El anciano alcanzó el paquete de cigarrillos, sacó uno y lo golpeó contra el borde de la mesa. Pero lo mantuvo entre los dedos sin encenderlo. Se humedeció los labios con la punta de la lengua.

—Tal como te estaba contando, aquel terreno es problemático. Entre las personas que han vivido allí no encontrarás a ninguna a la que le hayan ido bien las cosas. Ya lo sabes, ¿no? Hablando claro, por bajo que sea el precio, jamás será una buena compra. ¿A ti no te importa?

—Soy consciente de todo eso. Aun así, aunque sea muchísimo más barato de lo normal, todavía no dispongo de dinero para comprarlo. Pero voy a encontrar el modo de procurármelo, como sea. Me gustaría que me mantuviera informado. ¿Me dirá usted si ha habido fluctuaciones en el precio, ofertas de compra del terreno y demás?

El anciano permaneció unos instantes absorto en sus pensamientos mirando el cigarrillo apagado.
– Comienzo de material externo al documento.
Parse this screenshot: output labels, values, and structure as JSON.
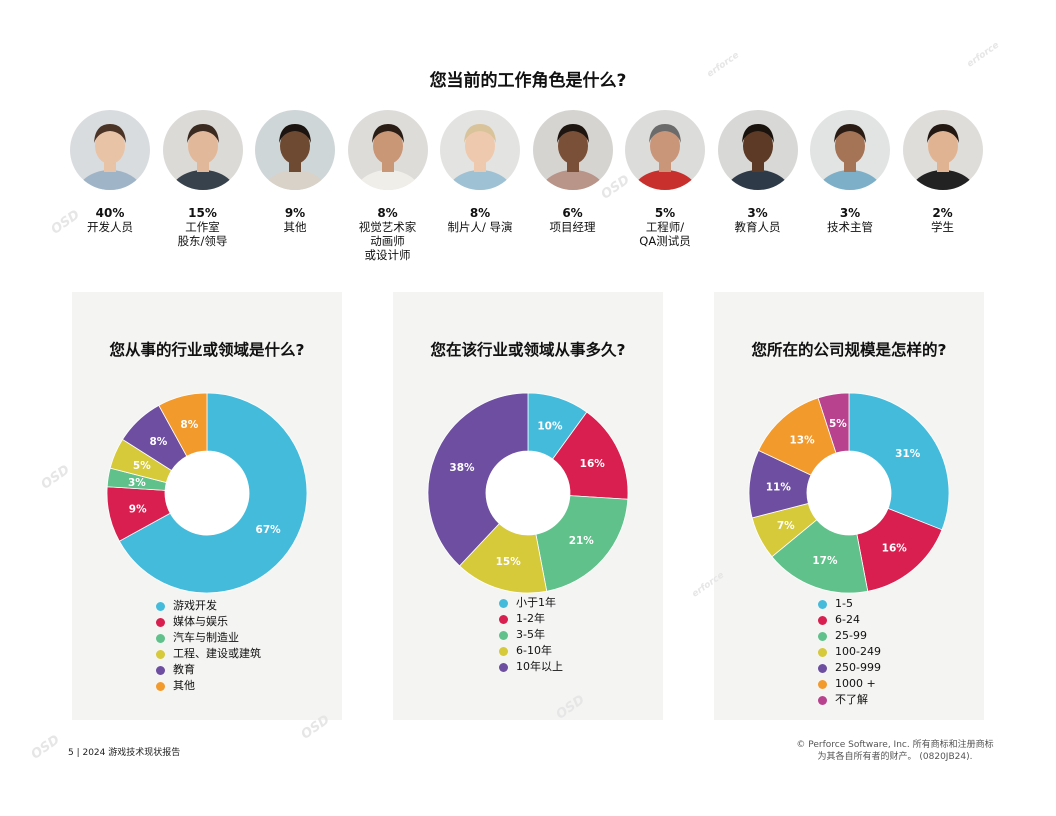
{
  "heading": "您当前的工作角色是什么?",
  "roles": [
    {
      "pct": "40%",
      "label": "开发人员",
      "skin": "#e8c3a6",
      "hair": "#4b3426",
      "shirt": "#9fb5c7",
      "bg": "#d9dcdf"
    },
    {
      "pct": "15%",
      "label": "工作室\n股东/领导",
      "skin": "#e2b89a",
      "hair": "#3b2a20",
      "shirt": "#38424d",
      "bg": "#dcdad6"
    },
    {
      "pct": "9%",
      "label": "其他",
      "skin": "#6e4a32",
      "hair": "#1c1410",
      "shirt": "#d8d2c8",
      "bg": "#cfd6d8"
    },
    {
      "pct": "8%",
      "label": "视觉艺术家\n动画师\n或设计师",
      "skin": "#c99676",
      "hair": "#2a1d16",
      "shirt": "#f0eee9",
      "bg": "#dedcd9"
    },
    {
      "pct": "8%",
      "label": "制片人/ 导演",
      "skin": "#efc9ae",
      "hair": "#d9c39a",
      "shirt": "#9ec1d4",
      "bg": "#e3e3e1"
    },
    {
      "pct": "6%",
      "label": "项目经理",
      "skin": "#7a5038",
      "hair": "#1e1510",
      "shirt": "#b89489",
      "bg": "#d6d4d0"
    },
    {
      "pct": "5%",
      "label": "工程师/\nQA测试员",
      "skin": "#c9967a",
      "hair": "#6b6b6b",
      "shirt": "#c8302e",
      "bg": "#dcdcda"
    },
    {
      "pct": "3%",
      "label": "教育人员",
      "skin": "#5c3a26",
      "hair": "#1a120d",
      "shirt": "#2f3a48",
      "bg": "#d8d8d6"
    },
    {
      "pct": "3%",
      "label": "技术主管",
      "skin": "#a57356",
      "hair": "#2a1c14",
      "shirt": "#7db0c8",
      "bg": "#e2e4e3"
    },
    {
      "pct": "2%",
      "label": "学生",
      "skin": "#e0b493",
      "hair": "#231812",
      "shirt": "#222222",
      "bg": "#dfddd9"
    }
  ],
  "chart_data": [
    {
      "type": "pie",
      "variant": "donut",
      "title": "您从事的行业或领域是什么?",
      "categories": [
        "游戏开发",
        "媒体与娱乐",
        "汽车与制造业",
        "工程、建设或建筑",
        "教育",
        "其他"
      ],
      "values": [
        67,
        9,
        3,
        5,
        8,
        8
      ],
      "value_labels": [
        "67%",
        "9%",
        "3%",
        "5%",
        "8%",
        "8%"
      ],
      "colors": [
        "#45bbdc",
        "#d81f4f",
        "#60c18a",
        "#d6c93a",
        "#6d4ea1",
        "#f39a2c"
      ],
      "legend": "bottom"
    },
    {
      "type": "pie",
      "variant": "donut",
      "title": "您在该行业或领域从事多久?",
      "categories": [
        "小于1年",
        "1-2年",
        "3-5年",
        "6-10年",
        "10年以上"
      ],
      "values": [
        10,
        16,
        21,
        15,
        38
      ],
      "value_labels": [
        "10%",
        "16%",
        "21%",
        "15%",
        "38%"
      ],
      "colors": [
        "#45bbdc",
        "#d81f4f",
        "#60c18a",
        "#d6c93a",
        "#6d4ea1"
      ],
      "legend": "bottom"
    },
    {
      "type": "pie",
      "variant": "donut",
      "title": "您所在的公司规模是怎样的?",
      "categories": [
        "1-5",
        "6-24",
        "25-99",
        "100-249",
        "250-999",
        "1000 +",
        "不了解"
      ],
      "values": [
        31,
        16,
        17,
        7,
        11,
        13,
        5
      ],
      "value_labels": [
        "31%",
        "16%",
        "17%",
        "7%",
        "11%",
        "13%",
        "5%"
      ],
      "colors": [
        "#45bbdc",
        "#d81f4f",
        "#60c18a",
        "#d6c93a",
        "#6d4ea1",
        "#f39a2c",
        "#b9428f"
      ],
      "legend": "bottom"
    }
  ],
  "footer": {
    "page": "5 | 2024 游戏技术现状报告",
    "copyright": "© Perforce Software, Inc. 所有商标和注册商标\n为其各自所有者的财产。 (0820JB24)."
  }
}
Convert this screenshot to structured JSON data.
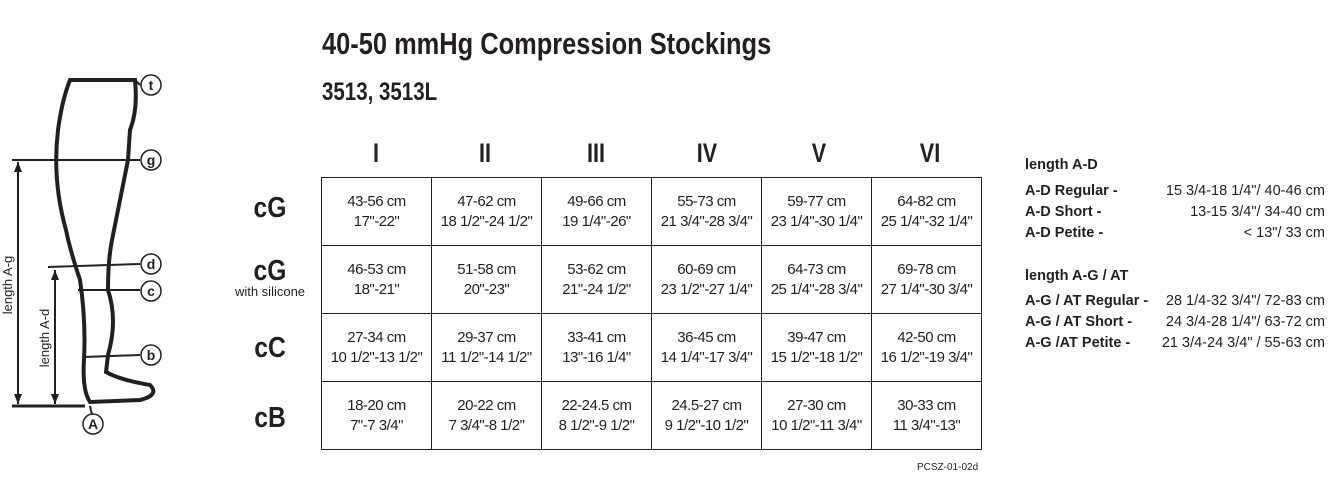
{
  "title": "40-50 mmHg Compression Stockings",
  "subtitle": "3513, 3513L",
  "columns": [
    "I",
    "II",
    "III",
    "IV",
    "V",
    "VI"
  ],
  "rows": [
    {
      "label": "cG",
      "sublabel": "",
      "cells": [
        [
          "43-56 cm",
          "17\"-22\""
        ],
        [
          "47-62 cm",
          "18 1/2\"-24 1/2\""
        ],
        [
          "49-66 cm",
          "19 1/4\"-26\""
        ],
        [
          "55-73 cm",
          "21 3/4\"-28 3/4\""
        ],
        [
          "59-77 cm",
          "23 1/4\"-30 1/4\""
        ],
        [
          "64-82 cm",
          "25 1/4\"-32 1/4\""
        ]
      ]
    },
    {
      "label": "cG",
      "sublabel": "with silicone",
      "cells": [
        [
          "46-53 cm",
          "18\"-21\""
        ],
        [
          "51-58 cm",
          "20\"-23\""
        ],
        [
          "53-62 cm",
          "21\"-24 1/2\""
        ],
        [
          "60-69 cm",
          "23 1/2\"-27 1/4\""
        ],
        [
          "64-73 cm",
          "25 1/4\"-28 3/4\""
        ],
        [
          "69-78 cm",
          "27 1/4\"-30 3/4\""
        ]
      ]
    },
    {
      "label": "cC",
      "sublabel": "",
      "cells": [
        [
          "27-34 cm",
          "10 1/2\"-13 1/2\""
        ],
        [
          "29-37 cm",
          "11 1/2\"-14 1/2\""
        ],
        [
          "33-41 cm",
          "13\"-16 1/4\""
        ],
        [
          "36-45 cm",
          "14 1/4\"-17 3/4\""
        ],
        [
          "39-47 cm",
          "15 1/2\"-18 1/2\""
        ],
        [
          "42-50 cm",
          "16 1/2\"-19 3/4\""
        ]
      ]
    },
    {
      "label": "cB",
      "sublabel": "",
      "cells": [
        [
          "18-20 cm",
          "7\"-7 3/4\""
        ],
        [
          "20-22 cm",
          "7 3/4\"-8 1/2\""
        ],
        [
          "22-24.5 cm",
          "8 1/2\"-9 1/2\""
        ],
        [
          "24.5-27 cm",
          "9 1/2\"-10 1/2\""
        ],
        [
          "27-30 cm",
          "10 1/2\"-11 3/4\""
        ],
        [
          "30-33 cm",
          "11 3/4\"-13\""
        ]
      ]
    }
  ],
  "code": "PCSZ-01-02d",
  "lengths": {
    "ad_heading": "length A-D",
    "ad": [
      {
        "label": "A-D Regular -",
        "value": "15 3/4-18 1/4\"/ 40-46 cm"
      },
      {
        "label": "A-D Short -",
        "value": "13-15 3/4\"/ 34-40 cm"
      },
      {
        "label": "A-D Petite -",
        "value": "< 13\"/ 33 cm"
      }
    ],
    "ag_heading": "length A-G / AT",
    "ag": [
      {
        "label": "A-G / AT Regular -",
        "value": "28 1/4-32 3/4\"/ 72-83 cm"
      },
      {
        "label": "A-G / AT Short -",
        "value": "24 3/4-28 1/4\"/ 63-72 cm"
      },
      {
        "label": "A-G /AT Petite -",
        "value": "21 3/4-24 3/4\" / 55-63 cm"
      }
    ]
  },
  "diagram": {
    "markers": [
      "t",
      "g",
      "d",
      "c",
      "b",
      "A"
    ],
    "length_ag": "length A-g",
    "length_ad": "length A-d"
  }
}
Carraspeó.

—No te preocupes. No hace falta que te apresures. Todavía tardará un tiempo en venderse. Habrá movimiento cuando fijen un precio ruinoso para ellos, pero yo diría que aún falta para llegar a eso.

Le di el número de teléfono de casa. El anciano se lo apuntó en una pequeña agenda negra desteñida por el sudor. Se la guardó en el bolsillo de la chaqueta, clavó sus ojos en los míos y luego me miró la mancha de la mejilla.

Pasó febrero, y cuando marzo se acercaba a la mitad, aquel frío glacial fue cediendo, poco a poco, y empezó a soplar un viento cálido del sur. En los árboles aparecieron brotes verdes y los pájaros que se acercaban al jardín eran de distinta especie. Cuando hacía buen tiempo, me pasaba las horas sentado en el cobertizo contemplando el jardín. Un atardecer de mediados de marzo, el señor Ichikawa me llamó por teléfono. Me dijo que el terreno de los Miyawaki aún no se había vendido y que el precio había bajado un poco más.

—Ya te lo dije, ¿no?, que no se vendería así como así —anunció con una nota de orgullo—. No te preocupes, todavía bajará una o dos veces más. ¿Y a ti cómo te va? ¿Ya vas ahorrando?

Aquella noche, alrededor de las ocho, mientras me lavaba la cara, me di cuenta de que la mancha estaba algo más caliente. Al tocarla, noté que la temperatura había subido. También el color era más claro, había adquirido una tonalidad púrpura. Conteniendo la respiración, me quedé escrutando mi rostro en el espejo. Lo miraba con tanta fijeza que mi cara empezó a no parecerme mía. Tenía la sensación de que la mancha me estaba exigiendo algo con urgencia. Al clavar en mi yo del otro lado del espejo la mirada, mi yo del otro lado del espejo me la devolvía en silencio.

Tengo que conseguir aquel pozo a toda costa. Ésta fue la conclusión a la que llegué.